Со временем все образовалось. Дорогостоящие передвижные домики тихо вернулись на центральную усадьбу лукрэнского колхоза и стали на прикол у механической мастерской. Некоторое время они использовались как помещения для зимнего хранения мяса, а потом их незаметно демонтировали, и остались возле мастерской лишь массивные рамы с громадными полозьями, обитыми отполированным на камнях и сухом снегу металлом.
…Вездеход прошел косу, на которой стояли вверх килем вытащенные на зиму вельботы и покоились на подпорках два морских катера с зачехленными надстройками. В этой заботе о сохранности судов виделась чья-то хозяйская рука.
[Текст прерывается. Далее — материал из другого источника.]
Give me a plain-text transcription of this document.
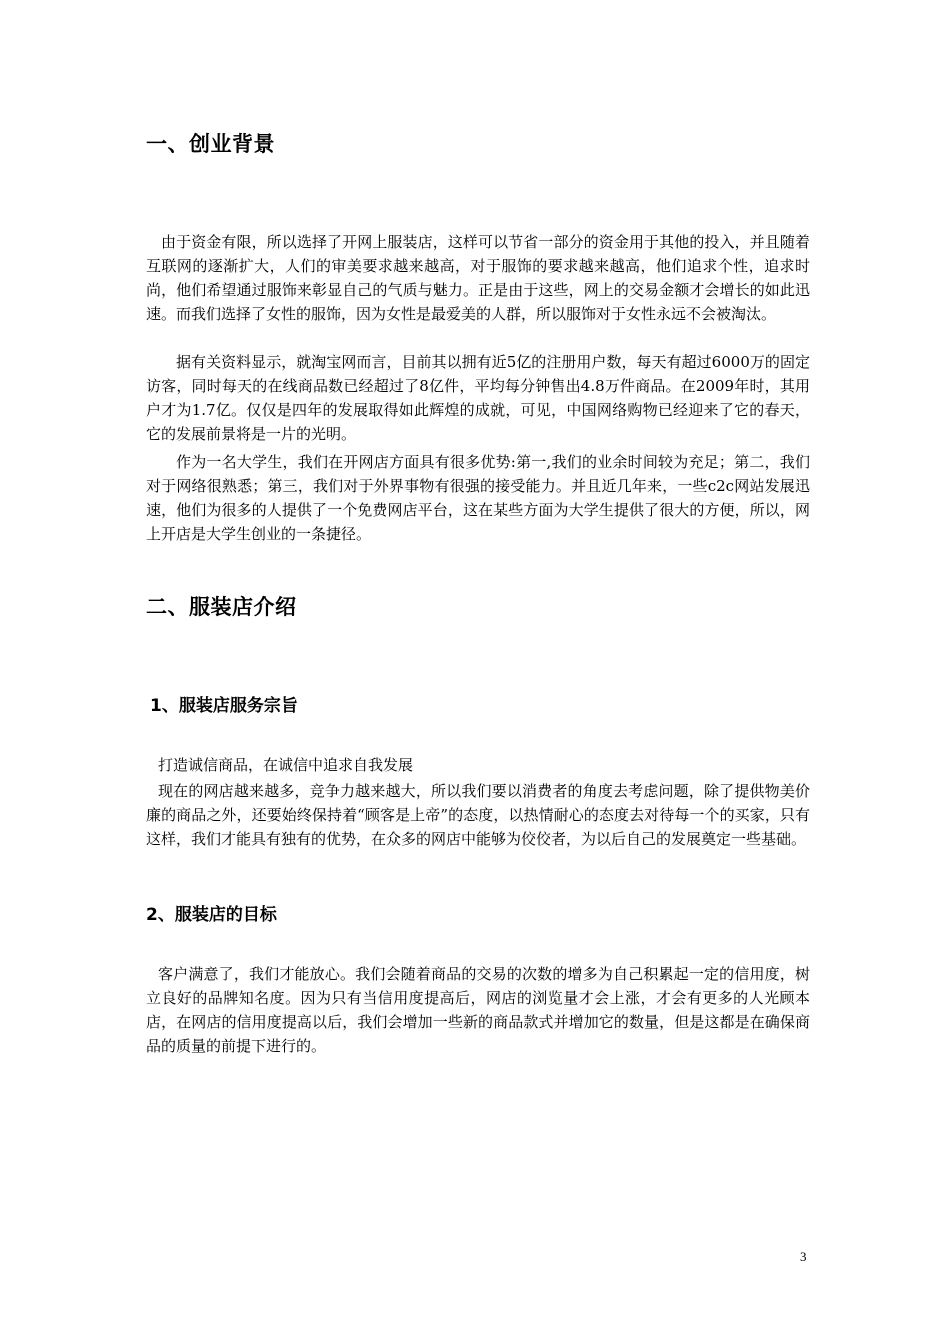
一、创业背景
由于资金有限，所以选择了开网上服装店，这样可以节省一部分的资金用于其他的投入，并且随着互联网的逐渐扩大，人们的审美要求越来越高，对于服饰的要求越来越高，他们追求个性，追求时尚，他们希望通过服饰来彰显自己的气质与魅力。正是由于这些，网上的交易金额才会增长的如此迅速。而我们选择了女性的服饰，因为女性是最爱美的人群，所以服饰对于女性永远不会被淘汰。
据有关资料显示，就淘宝网而言，目前其以拥有近5亿的注册用户数，每天有超过6000万的固定访客，同时每天的在线商品数已经超过了8亿件，平均每分钟售出4.8万件商品。在2009年时，其用户才为1.7亿。仅仅是四年的发展取得如此辉煌的成就，可见，中国网络购物已经迎来了它的春天，它的发展前景将是一片的光明。
作为一名大学生，我们在开网店方面具有很多优势:第一,我们的业余时间较为充足；第二，我们对于网络很熟悉；第三，我们对于外界事物有很强的接受能力。并且近几年来，一些c2c网站发展迅速，他们为很多的人提供了一个免费网店平台，这在某些方面为大学生提供了很大的方便，所以，网上开店是大学生创业的一条捷径。
二、服装店介绍
1、服装店服务宗旨
打造诚信商品，在诚信中追求自我发展
现在的网店越来越多，竞争力越来越大，所以我们要以消费者的角度去考虑问题，除了提供物美价廉的商品之外，还要始终保持着“顾客是上帝”的态度，以热情耐心的态度去对待每一个的买家，只有这样，我们才能具有独有的优势，在众多的网店中能够为佼佼者，为以后自己的发展奠定一些基础。
2、服装店的目标
客户满意了，我们才能放心。我们会随着商品的交易的次数的增多为自己积累起一定的信用度，树立良好的品牌知名度。因为只有当信用度提高后，网店的浏览量才会上涨，才会有更多的人光顾本店，在网店的信用度提高以后，我们会增加一些新的商品款式并增加它的数量，但是这都是在确保商品的质量的前提下进行的。
3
— Пинеуна катера, — с оттенком уважения произнес Ненек.
— Чьи? — переспросила Маша.
— Андрея Пинеуна, — повторил водитель.
— Разве он здесь живет? — спросила Маша, вспоминая шумную комсомольскую свадьбу первого капитана из эскимосов Чукотского полуострова и красавицы Валентины Тум, дочери одного из первых учителей культбазы у залива Лаврентия.
Отец Валентины — Иван Тум погиб на войне, а сама она вместе с матерью, чукчанкой из Энурмина, жила в райцентре. Окончила десять классов и осталась работать на узле связи.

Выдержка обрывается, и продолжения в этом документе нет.